Os jogos são de azar!

Sonhando com fortunas, apostadores perdem até os bens das famílias e mesmo as vidas.


Aida Franco de Lima – OPINIÃO

A liberação dos jogos de azar online, sob o discurso de que eles serão regulamentados a fim até mesmo de orientar os jogadores para que esses não ultrapassem os limites, é algo que soa risível. Se não fosse triste. Estamos diante de mais um trem descarrilado rumo à sociedade já bem desregulada.

Os jogos sempre estiveram presentes na nossa história, como forma de entretenimento, de disputa, de possibilidade de guinada mesmo. Quem nunca sonhou com aquela bolada de dinheiro para mudar o rumo da vida? Mas entre sonhar e ganhar há uma longa barreira, que é ganhar e mesmo jogar.

No universo não digital, digamos lá no tempo de minha avó, que sempre gostou de fazer uma fezinha, ela tinha de ir até a lotérica. Isso exigia disposição. Exigia planejamento também. Aliás, uma série de pré-requisitos com os quais muitos de nós não sabemos lidar em meio a uma crise de ansiedade generalizada, pois queremos tudo para agora; como nos jogos online, em que o jogador imagina mudar de vida no próximo minuto. E, realmente, muitos mudam. A maioria, 99% quem sabe, muda para pior, financeiramente dizendo. Afundam-se em dívidas impagáveis.

As notícias de pessoas que foram às últimas consequências por conta dos jogos não bastam como alerta. Elas ficam ofuscadas diante do brilho sedutor que os inúmeros mecanismos de apostas oferecem – e agora com o aval dos congressistas brasileiros.

São muitos os relatos de pessoas que caem na areia movediça dos jogos e arrastam, além de suas finanças, os bens das famílias.

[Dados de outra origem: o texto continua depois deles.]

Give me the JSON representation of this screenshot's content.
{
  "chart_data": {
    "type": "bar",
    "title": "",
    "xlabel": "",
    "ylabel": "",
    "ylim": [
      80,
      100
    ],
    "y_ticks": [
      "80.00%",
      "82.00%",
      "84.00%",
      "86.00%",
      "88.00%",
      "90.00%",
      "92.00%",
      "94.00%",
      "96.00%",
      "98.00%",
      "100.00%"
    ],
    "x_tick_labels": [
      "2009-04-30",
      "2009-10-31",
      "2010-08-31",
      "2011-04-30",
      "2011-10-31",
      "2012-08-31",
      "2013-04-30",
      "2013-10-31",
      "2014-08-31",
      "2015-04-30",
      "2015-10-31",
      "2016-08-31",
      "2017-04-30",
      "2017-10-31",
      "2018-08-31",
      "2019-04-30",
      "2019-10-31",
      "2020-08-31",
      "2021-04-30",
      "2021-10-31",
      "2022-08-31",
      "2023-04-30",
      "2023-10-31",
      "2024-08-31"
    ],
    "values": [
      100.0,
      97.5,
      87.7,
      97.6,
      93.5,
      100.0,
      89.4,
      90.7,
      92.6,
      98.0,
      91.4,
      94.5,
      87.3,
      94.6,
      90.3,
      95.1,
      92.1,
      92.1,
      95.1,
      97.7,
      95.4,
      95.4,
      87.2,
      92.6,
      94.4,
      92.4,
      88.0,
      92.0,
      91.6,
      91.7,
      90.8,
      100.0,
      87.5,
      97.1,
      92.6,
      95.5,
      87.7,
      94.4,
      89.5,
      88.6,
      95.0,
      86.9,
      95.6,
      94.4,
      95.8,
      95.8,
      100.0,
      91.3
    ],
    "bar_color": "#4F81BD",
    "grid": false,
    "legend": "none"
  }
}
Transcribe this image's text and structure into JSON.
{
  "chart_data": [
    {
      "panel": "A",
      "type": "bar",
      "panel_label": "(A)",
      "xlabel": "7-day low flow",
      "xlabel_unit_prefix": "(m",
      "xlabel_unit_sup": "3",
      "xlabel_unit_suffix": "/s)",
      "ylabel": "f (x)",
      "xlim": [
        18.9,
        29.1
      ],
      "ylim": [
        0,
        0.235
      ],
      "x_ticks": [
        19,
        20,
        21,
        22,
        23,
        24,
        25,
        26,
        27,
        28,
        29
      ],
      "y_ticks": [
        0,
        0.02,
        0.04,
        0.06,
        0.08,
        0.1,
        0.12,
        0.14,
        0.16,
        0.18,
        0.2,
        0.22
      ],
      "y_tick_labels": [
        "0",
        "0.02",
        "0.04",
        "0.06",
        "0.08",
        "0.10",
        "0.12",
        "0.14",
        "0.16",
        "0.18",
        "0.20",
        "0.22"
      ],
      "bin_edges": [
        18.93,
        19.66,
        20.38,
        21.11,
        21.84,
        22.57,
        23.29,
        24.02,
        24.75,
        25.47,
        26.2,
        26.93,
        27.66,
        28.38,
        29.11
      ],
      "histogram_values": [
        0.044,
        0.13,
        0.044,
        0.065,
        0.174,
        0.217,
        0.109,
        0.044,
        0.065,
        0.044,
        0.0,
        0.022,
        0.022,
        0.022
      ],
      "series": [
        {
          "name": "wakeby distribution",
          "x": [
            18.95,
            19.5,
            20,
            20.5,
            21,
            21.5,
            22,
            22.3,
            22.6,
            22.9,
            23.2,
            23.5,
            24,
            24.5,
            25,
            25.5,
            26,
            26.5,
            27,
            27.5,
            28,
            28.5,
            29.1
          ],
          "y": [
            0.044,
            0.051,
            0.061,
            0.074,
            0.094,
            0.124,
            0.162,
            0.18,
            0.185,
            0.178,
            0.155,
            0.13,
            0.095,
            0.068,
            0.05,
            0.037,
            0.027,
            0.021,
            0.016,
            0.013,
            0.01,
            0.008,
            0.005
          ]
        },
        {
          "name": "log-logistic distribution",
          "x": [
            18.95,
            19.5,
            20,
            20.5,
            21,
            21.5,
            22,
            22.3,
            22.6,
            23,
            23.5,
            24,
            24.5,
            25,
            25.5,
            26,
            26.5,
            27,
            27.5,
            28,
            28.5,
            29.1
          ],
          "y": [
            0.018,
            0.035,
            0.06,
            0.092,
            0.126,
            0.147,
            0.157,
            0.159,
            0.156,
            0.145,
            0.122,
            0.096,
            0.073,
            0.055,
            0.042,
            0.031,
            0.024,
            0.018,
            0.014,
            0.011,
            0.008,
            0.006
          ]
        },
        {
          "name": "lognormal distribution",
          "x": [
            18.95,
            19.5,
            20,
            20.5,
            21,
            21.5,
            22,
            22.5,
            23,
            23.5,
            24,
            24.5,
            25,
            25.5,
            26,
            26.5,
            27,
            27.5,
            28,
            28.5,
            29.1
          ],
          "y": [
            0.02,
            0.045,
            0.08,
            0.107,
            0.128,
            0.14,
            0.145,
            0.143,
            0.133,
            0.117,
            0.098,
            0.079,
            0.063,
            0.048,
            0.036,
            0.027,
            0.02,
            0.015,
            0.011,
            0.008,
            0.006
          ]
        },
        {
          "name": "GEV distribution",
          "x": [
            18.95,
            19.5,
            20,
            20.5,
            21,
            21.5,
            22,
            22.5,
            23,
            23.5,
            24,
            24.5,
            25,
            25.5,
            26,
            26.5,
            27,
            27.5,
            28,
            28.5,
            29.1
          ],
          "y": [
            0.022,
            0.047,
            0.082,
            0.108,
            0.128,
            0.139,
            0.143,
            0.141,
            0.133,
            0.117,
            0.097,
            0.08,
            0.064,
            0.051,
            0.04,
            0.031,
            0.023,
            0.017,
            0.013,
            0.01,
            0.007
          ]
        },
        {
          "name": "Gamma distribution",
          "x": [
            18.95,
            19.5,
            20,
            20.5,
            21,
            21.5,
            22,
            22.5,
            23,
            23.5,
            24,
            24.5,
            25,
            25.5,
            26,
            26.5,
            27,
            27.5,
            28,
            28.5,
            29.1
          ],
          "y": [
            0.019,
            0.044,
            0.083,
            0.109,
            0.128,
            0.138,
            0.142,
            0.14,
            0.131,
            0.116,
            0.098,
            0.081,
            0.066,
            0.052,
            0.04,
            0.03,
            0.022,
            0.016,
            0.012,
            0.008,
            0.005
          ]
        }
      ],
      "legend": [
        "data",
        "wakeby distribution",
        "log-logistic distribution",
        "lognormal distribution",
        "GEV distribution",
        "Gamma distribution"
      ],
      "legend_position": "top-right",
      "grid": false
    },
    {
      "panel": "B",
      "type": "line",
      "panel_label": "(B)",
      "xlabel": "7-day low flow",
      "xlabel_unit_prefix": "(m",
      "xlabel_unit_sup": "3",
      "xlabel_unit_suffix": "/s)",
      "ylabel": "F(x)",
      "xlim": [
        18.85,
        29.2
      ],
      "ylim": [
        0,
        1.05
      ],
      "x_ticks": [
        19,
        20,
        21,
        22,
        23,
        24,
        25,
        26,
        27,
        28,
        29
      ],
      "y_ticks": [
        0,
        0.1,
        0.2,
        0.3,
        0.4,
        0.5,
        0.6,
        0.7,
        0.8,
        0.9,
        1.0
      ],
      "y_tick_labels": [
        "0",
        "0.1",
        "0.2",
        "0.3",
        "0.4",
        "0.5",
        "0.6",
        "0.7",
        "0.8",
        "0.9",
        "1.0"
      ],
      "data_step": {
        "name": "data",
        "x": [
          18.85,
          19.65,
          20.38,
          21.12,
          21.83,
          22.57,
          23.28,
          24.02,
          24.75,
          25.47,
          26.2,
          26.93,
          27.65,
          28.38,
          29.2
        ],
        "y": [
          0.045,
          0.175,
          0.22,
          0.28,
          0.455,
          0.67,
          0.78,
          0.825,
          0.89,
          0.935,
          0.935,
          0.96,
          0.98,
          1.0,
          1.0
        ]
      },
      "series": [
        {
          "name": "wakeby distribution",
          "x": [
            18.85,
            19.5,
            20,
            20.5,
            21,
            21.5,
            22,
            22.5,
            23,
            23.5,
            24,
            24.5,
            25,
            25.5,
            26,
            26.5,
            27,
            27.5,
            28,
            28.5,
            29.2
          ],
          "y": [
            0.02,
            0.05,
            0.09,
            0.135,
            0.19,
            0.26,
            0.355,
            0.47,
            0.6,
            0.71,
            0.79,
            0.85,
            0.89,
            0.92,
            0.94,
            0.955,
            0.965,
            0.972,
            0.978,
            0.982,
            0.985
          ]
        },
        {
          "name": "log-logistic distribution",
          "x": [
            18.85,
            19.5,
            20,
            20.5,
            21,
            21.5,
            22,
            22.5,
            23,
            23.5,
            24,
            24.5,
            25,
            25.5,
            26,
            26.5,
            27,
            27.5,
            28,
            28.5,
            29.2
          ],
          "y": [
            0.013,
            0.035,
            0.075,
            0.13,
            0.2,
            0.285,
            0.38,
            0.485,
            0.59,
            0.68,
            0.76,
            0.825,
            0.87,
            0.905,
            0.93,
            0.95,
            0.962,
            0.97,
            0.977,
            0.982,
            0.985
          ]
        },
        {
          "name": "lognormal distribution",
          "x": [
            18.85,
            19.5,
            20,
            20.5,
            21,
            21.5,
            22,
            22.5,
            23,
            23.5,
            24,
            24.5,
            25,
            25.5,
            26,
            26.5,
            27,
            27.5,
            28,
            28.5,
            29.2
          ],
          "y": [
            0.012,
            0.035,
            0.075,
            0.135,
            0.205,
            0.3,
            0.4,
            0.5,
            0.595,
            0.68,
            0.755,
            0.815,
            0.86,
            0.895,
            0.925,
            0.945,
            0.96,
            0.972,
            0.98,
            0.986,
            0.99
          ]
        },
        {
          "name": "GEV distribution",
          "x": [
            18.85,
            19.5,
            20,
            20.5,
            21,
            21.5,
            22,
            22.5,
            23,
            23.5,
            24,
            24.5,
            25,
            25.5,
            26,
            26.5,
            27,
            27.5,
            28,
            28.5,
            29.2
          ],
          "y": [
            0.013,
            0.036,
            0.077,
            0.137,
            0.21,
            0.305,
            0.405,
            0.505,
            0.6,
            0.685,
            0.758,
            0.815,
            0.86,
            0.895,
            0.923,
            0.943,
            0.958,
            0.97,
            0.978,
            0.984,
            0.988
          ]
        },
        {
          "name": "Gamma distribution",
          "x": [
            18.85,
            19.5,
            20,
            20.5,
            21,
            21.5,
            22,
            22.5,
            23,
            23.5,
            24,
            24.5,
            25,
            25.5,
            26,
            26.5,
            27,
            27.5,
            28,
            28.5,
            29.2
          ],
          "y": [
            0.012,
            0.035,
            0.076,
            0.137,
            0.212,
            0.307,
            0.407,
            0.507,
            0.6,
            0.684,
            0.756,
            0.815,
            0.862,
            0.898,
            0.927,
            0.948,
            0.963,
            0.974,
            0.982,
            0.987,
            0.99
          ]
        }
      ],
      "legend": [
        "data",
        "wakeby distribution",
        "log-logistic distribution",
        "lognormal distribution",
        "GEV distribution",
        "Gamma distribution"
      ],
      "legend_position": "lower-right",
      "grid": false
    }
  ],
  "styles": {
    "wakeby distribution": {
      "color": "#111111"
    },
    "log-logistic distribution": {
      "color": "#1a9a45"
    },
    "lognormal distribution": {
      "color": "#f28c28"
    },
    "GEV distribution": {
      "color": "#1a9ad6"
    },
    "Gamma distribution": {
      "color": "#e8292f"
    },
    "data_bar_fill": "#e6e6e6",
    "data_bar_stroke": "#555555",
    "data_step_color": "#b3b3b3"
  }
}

A maioria, envergonhada, prefere não divulgar o nome. Como no caso de uma avó, a qual relata que, após o neto perder carro e dinheiro, deu um golpe de R$ 200 mil na empresa em que trabalhava. Sem alternativa, a avó entregou a casa no valor de R$ 300 mil para quitar a dívida.
Recentemente, na cidade de Arapiraca, em Alagoas, uma mulher de 30 anos foi presa por dar um golpe de R$ 20 mil em uma rede de farmácias na qual trabalhava havia somente 16 dias. Viciada em jogos de apostas online, ela admitiu em depoimento que, no terceiro dia de trabalho, iniciou os desvios do caixa.

Em outro caso, a cearense Ângela Maria Camila da Paz, de 39 anos, entrou para as estatísticas como mais uma das vítimas dos jogos virtuais. O ritual foi o mesmo que acontece com todo jogador seduzido a apostar. Se ganha, quer mais. Se perde, quer recuperar o que perdeu. Ângela foi fisgada pela sorte de principiante, quando conseguiu ganhar R$ 10 mil. Então, apostou, inclusive, os bens da família. E tirou a própria vida quando se viu diante de uma dívida de mais de R$ 1 milhão feita para financiar as apostas.

Os influencers são os grandes disseminadores dos jogos, pois ostentam nas redes sociais vidas luxuosas, e ao promoverem essas plataformas acabam por induzir os seguidores a acreditarem que a sorte realmente está do outro lado da tela. O Jogo do Tigrinho é um dos mais divulgados. Até crianças de 6 anos são induzidas a jogar.

Os jogos online, que eram proibidos no Brasil e passam a ser liberados após a regulamentação, são mais uma espécie de droga lícita, diante da qual a pessoa precisa ter muito autocontrole para não se tornar refém.

Nesta última semana, o Instituto Conhecimento Liberta – ICL Notícias iniciou uma campanha intitulada #ApostasMatam. Seu principal garoto-propaganda é o influenciador Felipe Neto. Ele afirma que o maior erro de sua vida foi ter feito divulgação para casa de aposta. A campanha tem o intuito de pedir aos influenciadores a não fazerem propaganda para empresas de apostas.


“De acordo com dados de um estudo macroeconômico realizado pelo banco Itaú, cerca de sete milhões de brasileiros estão endividados por causa das apostas. Dois de cada três apostadores já deixaram de comprar algum item de necessidade básica por conta do dinheiro gasto com as ‘bets’ (apostas).” – ICL Notícias.

De um lado estão os empresários, que lucram com uma clientela em busca da riqueza imediata; o governo, de olho nos impostos; os influencers, faturando com seus anúncios. No outro lado da corda, o cidadão e seus boletos. A corda, como se diz, sempre arrebenta do lado mais fraco, e nesse caso, muitas vezes, com vítimas que perdem a vida.

O governo, pelo visto, realmente quer pagar para ver. Mas será que nossa sociedade está preparada para lidar com mais esse vício, agora legalizado?